Kabul, vittime salite a 200. Un nuovo allarme attentati "Ora missili contro gli aerei"

Rischio di un altro attacco ma a migliaia tentano di prendere gli ultimi voli. Gli Usa: "Liberati migliaia di prigionieri di Isis-K"

Kabul,  vittime salite a 200. Un nuovo allarme attentati "Ora missili contro gli aerei"

È più forte la speranza della paura. Il giorno dopo l'attentato che ha ucciso circa 200 persone e ne ha ferite altrettante, l'aeroporto di Kabul è ancora affollato di afghani intenzionati a partire in qualsiasi modo. Anche a costo di finire coinvolti in un possibile, probabile, quasi certo nuovo attentato. I «martiri» di Isis-K ronzano come mosche attorno allo scalo e alla calca informe. La minaccia terroristica è presa «molto sul serio» dall'intelligence degli Stati Uniti e «nessuno vuole vederla crescere», come riferisce il portavoce del Pentagono John Kirby. E non è detto che il terrore prossimo venturo avrà lo sguardo spento di un kamikaze che si fa esplodere tra la folla come giovedì. Per il comandante di Centcom Frank McKenzie, possibile che ci siano attacchi con missili agli aerei in partenza, bersagli molto grandi e molto facili. E addirittura «i terroristi attaccherebbero con un aereo, se potessero». In queste ore i servizi americani stanno collaborando con i talebani per evitare un nuovo attentato che addolorerebbe i primi e infastidirebbe i secondi. I quali però secondo lo stesso Kirby avrebbero favorito il rilascio di migliaia di prigionieri dell'Isis-K dopo il ritiro delle truppe Usa dall'Afghanistan. Ogni uomo una possibile arma a orologeria.

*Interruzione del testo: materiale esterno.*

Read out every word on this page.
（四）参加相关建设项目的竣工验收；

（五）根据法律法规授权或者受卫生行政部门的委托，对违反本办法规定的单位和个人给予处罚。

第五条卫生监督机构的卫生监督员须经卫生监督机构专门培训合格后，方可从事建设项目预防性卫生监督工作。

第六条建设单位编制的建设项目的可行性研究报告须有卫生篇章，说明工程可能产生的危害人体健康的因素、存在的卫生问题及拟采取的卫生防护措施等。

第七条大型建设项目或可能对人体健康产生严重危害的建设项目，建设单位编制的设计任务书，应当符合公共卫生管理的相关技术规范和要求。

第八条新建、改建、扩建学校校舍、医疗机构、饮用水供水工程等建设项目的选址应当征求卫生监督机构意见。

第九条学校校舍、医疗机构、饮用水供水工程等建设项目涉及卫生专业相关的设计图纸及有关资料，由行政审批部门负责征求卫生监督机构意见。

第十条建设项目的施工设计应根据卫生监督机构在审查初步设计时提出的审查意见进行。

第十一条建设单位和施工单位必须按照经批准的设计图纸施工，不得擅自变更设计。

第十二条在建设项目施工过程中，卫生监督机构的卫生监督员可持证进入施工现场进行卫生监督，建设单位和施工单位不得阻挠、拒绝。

All'aeroporto di Kabul ogni minuto è più lungo, da giovedì. Ieri la contabilità delle vittime dell'attentato di Isis-K (per il Pentagono si sarebbe trattato di un solo episodio seguito da una sparatoria e non di due) si è appesantita: prima 90, poi 170 e alla fine (fine?) 200 i morti, con almeno altrettanti feriti. Nel conto sono inclusi i 13 militari statunitensi uccisi e i 18 feriti confermati dal Pentagono. Tra le vittime anche tre cittadini britannici civili. Ieri al Nato ha ricordato i caduti abbassando a mezz'asta le bandiere dei trenta Paesi aderenti all'alleanza nel quartier generale di Bruxelles.

I minuti sono lunghi ma i giorni sono brevi, all'aeroporto di Kabul. Ne mancano quattro allo scadere dell'ultimatum fissato dai talebani al 31 agosto per lo sfratto degli Occidentali. Gli evacuati alla fine saranno poco più di 100mila, forse al massimo 150mila, con tanti afghani che sventoleranno inutilmente i loro documenti. Tutti i Paesi stanno ultimando le loro operazioni, e pazienza per chi dovrà restare. La Spagna, il Canada, la Polonia sono già fuori; l'Italia ha ieri fatto decollare il suo ultimo C-130 J, Gran Bretagna, Paesi Bassi, Turchia, Svezia anche la Francia che sembrava avere fretta contano di terminare tra oggi e domani. Gli ultimissimi giorni saranno tutti per gli statunitensi, che dovranno chiudere la porta dietro un'esperienza lunga, costosa, dolorosa e alla fine inutile.

Tra qualche giorno l'Afghanistan resterà nelle mani dei talebani. Sul Paese scenderà il silenzio, il buio. Entro qualche giorno ci sarà un governo provvisorio e inclusivo secondo i criteri della sharia: ovvero dentro ci saranno esponenti di tutte le etnie e di tutte le tribù del Paese, compresi i figli dei leader tribali tagiki e uzbeki. Ci sarebbe una lista con dodici nomi, ma non c'è nessuna certezza sulla forma di governo e sulla sua durata.

Ieri i talebani hanno aperto uno spiraglio di civiltà, concedendo alle donne impiegate nella sanità di tornare al lavoro: «Non vi è alcun impedimento da parte dell'Emirato Islamico a svolgere il proprio lavoro», twitta il portavoce afghano Zabihullah Mujahid.